Too many announcements cause people to ignore all of them, or wherever possible, disable all of them, which means that critical and important ones are apt to be missed. Feedback is essential, but not when it gets in the way of other things, including a calm and relaxing environment.

Feedback has to be planned. All actions need to be confirmed, but in a manner that is unobtrusive. Feedback must also be prioritized, so that unimportant information is presented in an unobtrusive fashion, but important signals are presented in a way that does capture attention.
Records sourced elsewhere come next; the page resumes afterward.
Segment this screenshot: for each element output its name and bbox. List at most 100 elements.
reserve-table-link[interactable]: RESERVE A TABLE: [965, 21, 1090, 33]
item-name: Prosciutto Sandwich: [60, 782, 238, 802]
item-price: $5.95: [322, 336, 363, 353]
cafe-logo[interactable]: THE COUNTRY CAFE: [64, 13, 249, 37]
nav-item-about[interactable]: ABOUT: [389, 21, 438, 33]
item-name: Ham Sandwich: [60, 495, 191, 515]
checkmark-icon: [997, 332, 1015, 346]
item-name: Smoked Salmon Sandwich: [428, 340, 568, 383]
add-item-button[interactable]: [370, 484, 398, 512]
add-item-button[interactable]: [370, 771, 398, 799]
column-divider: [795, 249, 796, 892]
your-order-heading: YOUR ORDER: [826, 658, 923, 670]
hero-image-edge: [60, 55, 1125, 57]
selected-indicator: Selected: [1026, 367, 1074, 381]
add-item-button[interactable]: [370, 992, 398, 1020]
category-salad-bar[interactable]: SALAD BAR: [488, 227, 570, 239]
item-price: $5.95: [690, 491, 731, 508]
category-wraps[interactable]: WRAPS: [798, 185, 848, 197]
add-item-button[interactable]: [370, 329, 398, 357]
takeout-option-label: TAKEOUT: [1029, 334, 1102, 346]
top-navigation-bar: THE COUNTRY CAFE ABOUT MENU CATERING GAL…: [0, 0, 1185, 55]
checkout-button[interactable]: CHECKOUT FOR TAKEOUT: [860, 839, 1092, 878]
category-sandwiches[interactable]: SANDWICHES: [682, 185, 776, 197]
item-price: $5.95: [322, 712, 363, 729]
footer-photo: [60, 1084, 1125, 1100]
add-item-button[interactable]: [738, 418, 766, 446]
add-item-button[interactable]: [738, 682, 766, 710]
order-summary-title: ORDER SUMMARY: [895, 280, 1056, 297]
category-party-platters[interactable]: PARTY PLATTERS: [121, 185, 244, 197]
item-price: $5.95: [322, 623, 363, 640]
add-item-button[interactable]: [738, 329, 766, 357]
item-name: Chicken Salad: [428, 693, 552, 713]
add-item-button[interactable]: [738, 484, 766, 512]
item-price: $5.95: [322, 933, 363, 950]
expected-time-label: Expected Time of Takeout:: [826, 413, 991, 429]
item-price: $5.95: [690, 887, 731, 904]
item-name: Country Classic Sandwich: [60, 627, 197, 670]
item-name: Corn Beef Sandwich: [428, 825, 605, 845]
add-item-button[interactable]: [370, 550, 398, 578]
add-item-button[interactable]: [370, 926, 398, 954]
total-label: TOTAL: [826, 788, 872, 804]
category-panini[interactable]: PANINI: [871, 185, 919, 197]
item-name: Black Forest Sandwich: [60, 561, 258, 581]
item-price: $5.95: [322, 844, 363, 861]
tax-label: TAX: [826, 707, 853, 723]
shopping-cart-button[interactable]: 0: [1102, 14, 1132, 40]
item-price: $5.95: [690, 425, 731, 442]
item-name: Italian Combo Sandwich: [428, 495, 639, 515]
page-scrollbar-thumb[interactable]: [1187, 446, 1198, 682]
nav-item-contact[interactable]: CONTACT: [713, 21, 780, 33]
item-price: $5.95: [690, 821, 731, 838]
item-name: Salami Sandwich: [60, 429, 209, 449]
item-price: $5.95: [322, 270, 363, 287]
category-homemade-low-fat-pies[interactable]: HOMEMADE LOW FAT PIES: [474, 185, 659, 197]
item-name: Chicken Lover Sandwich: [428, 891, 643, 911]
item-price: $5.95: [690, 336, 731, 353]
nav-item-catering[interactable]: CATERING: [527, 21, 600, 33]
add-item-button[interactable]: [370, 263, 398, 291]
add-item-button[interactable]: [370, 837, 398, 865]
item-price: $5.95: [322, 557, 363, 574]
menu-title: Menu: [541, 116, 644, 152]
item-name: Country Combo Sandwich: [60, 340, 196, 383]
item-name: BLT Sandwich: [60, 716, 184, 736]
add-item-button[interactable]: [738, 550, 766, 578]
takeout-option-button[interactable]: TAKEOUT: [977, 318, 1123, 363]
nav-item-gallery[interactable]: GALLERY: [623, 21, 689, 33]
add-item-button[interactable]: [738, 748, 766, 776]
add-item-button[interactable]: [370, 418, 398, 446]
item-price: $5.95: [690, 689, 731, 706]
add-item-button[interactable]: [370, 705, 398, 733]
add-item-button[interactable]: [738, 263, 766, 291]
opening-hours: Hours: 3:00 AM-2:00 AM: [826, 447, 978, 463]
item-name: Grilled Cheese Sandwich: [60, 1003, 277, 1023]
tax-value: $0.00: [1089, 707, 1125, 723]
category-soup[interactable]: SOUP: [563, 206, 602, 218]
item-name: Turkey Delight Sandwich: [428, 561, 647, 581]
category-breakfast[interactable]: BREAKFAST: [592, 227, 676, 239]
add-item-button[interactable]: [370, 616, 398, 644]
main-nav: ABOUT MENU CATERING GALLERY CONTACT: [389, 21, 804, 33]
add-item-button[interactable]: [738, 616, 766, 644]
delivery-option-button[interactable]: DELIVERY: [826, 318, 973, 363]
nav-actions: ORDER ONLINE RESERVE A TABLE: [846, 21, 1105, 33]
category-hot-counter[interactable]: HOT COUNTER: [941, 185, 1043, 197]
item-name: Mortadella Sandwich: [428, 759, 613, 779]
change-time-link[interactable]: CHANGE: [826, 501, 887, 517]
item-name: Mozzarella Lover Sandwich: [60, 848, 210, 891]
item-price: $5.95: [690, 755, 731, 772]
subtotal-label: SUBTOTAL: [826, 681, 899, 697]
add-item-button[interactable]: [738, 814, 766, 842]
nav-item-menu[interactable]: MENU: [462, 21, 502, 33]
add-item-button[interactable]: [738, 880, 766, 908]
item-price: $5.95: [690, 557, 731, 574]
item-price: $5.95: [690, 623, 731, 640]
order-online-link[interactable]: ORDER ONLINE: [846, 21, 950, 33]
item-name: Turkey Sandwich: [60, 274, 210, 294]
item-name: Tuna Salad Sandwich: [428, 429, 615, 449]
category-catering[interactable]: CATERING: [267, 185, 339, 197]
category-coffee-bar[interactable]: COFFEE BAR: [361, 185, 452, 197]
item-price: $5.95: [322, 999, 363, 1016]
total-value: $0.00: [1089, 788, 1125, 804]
A conceptual model is an explanation, usually highly simplified, of how something works. It doesn’t have to be complete or even accurate as long as it is useful. The files, folders, and icons you see displayed on a computer screen help people create the conceptual model of documents and folders inside the computer,

Mental models, as the name implies, are the conceptual models in people’s minds that represent their understanding of how things work. Different people may hold different mental models of the same item.

Conceptual models are valuable in providing understanding, in predicting how things will behave, and in figuring out what to do when things do not go as planned.

How do we form an appropriate conceptual model for the devices we interact with? We cannot talk to the designer, so we rely upon whatever information is available to us: what the device looks like, what we know from using similar things in the past, what was told to us in the sales literature, by salespeople and advertisements, by articles we may have read, by the product website and instruction manuals. I call the combined information available to us the system image.

The system image is what can be perceived from the physical structure that has been built (including documentation, instructions, signifiers, and any information available from websites and help lines). The user’s conceptual model comes from the system image, through interaction with the product, reading, searching for online information, and from whatever manuals are provided.